Which leads me to my final conclusion.
It is important that we interpret such articles properly. What makes a power user most different from an average user is, IMHO, the ability to actually install software that she finds most suited for her needs. The CD installation is targetted to provide a ready to go system, not to provide the all knowing, all doing, all fancy desktop. For the power user the CD installation should be something to build upon, and for the average user something to use.
What we can learn from this article is that we apparently fail at the former (partially at least). The author first really goes for synaptic, because mass installing packages is a PITA with kpackagekit it seems. So that is something we should really take a look at.

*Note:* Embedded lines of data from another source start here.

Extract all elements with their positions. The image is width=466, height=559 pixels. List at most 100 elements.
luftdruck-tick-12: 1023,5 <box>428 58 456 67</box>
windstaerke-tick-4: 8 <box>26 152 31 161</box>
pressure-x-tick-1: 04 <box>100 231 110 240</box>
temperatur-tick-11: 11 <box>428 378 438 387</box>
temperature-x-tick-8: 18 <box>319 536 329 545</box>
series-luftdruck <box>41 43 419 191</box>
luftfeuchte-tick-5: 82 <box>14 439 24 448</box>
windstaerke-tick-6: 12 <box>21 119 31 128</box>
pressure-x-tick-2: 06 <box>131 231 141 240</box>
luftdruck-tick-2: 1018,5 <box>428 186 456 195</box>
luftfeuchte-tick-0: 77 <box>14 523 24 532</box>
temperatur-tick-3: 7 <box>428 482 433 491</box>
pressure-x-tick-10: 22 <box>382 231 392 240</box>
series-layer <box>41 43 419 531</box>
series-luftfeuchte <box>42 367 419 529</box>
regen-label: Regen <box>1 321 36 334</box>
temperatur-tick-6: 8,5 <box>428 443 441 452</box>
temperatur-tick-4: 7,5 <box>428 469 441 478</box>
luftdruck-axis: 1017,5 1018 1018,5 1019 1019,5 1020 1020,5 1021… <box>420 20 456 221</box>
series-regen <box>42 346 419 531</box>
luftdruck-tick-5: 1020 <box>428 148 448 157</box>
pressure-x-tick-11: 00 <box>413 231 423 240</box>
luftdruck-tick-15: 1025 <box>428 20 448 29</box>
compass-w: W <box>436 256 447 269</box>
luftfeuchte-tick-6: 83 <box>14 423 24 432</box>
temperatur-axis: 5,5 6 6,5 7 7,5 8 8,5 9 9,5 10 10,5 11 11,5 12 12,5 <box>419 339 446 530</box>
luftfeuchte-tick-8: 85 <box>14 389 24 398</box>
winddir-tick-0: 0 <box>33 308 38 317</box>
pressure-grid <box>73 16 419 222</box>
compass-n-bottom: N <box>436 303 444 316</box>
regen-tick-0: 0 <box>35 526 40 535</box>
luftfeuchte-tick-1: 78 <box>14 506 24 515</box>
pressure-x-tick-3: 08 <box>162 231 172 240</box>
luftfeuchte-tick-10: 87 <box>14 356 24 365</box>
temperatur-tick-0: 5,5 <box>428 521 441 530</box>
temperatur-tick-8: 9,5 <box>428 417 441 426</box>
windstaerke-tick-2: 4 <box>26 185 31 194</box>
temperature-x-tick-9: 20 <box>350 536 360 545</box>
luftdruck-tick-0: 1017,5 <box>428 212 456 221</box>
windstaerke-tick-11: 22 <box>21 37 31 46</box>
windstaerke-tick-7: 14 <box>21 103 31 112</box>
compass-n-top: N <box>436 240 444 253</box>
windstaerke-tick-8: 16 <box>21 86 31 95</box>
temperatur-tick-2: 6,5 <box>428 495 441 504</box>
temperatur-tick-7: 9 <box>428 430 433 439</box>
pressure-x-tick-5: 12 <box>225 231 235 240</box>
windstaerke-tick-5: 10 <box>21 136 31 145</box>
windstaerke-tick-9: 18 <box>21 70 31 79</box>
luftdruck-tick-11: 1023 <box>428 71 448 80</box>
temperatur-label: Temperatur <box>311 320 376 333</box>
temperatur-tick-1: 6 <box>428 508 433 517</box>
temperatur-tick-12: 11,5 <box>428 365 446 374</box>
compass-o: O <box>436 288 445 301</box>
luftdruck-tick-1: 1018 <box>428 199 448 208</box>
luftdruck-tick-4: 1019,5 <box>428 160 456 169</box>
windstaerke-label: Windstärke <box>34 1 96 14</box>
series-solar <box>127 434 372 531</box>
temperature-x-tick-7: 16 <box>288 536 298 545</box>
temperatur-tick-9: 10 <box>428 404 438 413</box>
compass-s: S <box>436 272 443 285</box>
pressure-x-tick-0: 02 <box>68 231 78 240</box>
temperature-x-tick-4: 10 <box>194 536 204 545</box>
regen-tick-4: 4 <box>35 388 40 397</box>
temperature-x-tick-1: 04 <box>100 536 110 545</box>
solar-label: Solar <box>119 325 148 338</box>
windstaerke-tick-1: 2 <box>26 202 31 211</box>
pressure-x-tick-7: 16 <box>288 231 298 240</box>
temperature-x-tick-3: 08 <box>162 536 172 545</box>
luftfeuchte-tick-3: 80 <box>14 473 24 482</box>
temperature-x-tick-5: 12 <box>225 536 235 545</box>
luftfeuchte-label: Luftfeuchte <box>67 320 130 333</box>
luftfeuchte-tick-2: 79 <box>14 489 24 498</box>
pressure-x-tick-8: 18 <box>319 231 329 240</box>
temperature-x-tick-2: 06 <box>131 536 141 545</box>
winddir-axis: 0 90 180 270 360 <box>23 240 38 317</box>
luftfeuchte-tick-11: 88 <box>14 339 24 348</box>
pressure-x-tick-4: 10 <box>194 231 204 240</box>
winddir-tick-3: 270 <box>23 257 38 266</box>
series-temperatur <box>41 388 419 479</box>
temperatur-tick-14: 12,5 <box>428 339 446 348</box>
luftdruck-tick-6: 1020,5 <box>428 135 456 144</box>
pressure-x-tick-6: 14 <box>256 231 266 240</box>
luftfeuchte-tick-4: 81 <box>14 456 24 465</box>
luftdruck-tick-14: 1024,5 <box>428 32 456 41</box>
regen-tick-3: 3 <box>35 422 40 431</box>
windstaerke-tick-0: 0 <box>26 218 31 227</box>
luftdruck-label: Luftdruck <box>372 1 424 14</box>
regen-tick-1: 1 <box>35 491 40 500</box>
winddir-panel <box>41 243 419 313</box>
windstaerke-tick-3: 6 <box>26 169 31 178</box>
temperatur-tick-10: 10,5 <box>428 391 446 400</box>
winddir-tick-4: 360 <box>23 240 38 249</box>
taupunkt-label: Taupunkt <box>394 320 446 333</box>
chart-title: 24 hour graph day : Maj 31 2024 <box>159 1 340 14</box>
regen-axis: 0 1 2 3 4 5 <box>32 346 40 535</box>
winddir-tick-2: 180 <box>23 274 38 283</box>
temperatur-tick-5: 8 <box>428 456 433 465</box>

And while I was writing this. I started wondering. Kubuntu actually does have a DVD available for download, with a lot more languages and a lot more software. Yet I am not sure if the software gets installed by default (which would probably make sense, or at least provide an option for that at install time) and whether it is really properly advertised.
You mostly get redirected to the Kubuntu CD, granted it is our install media of choice, but I do not see why a power user should not be able to stumble upon a DVD which might be a more useful base for her.
To end this post I’d like to raise the question why such an howto is necessary. Is it that our documentation is not visible enough? Or maybe we do not guide people enough after first install?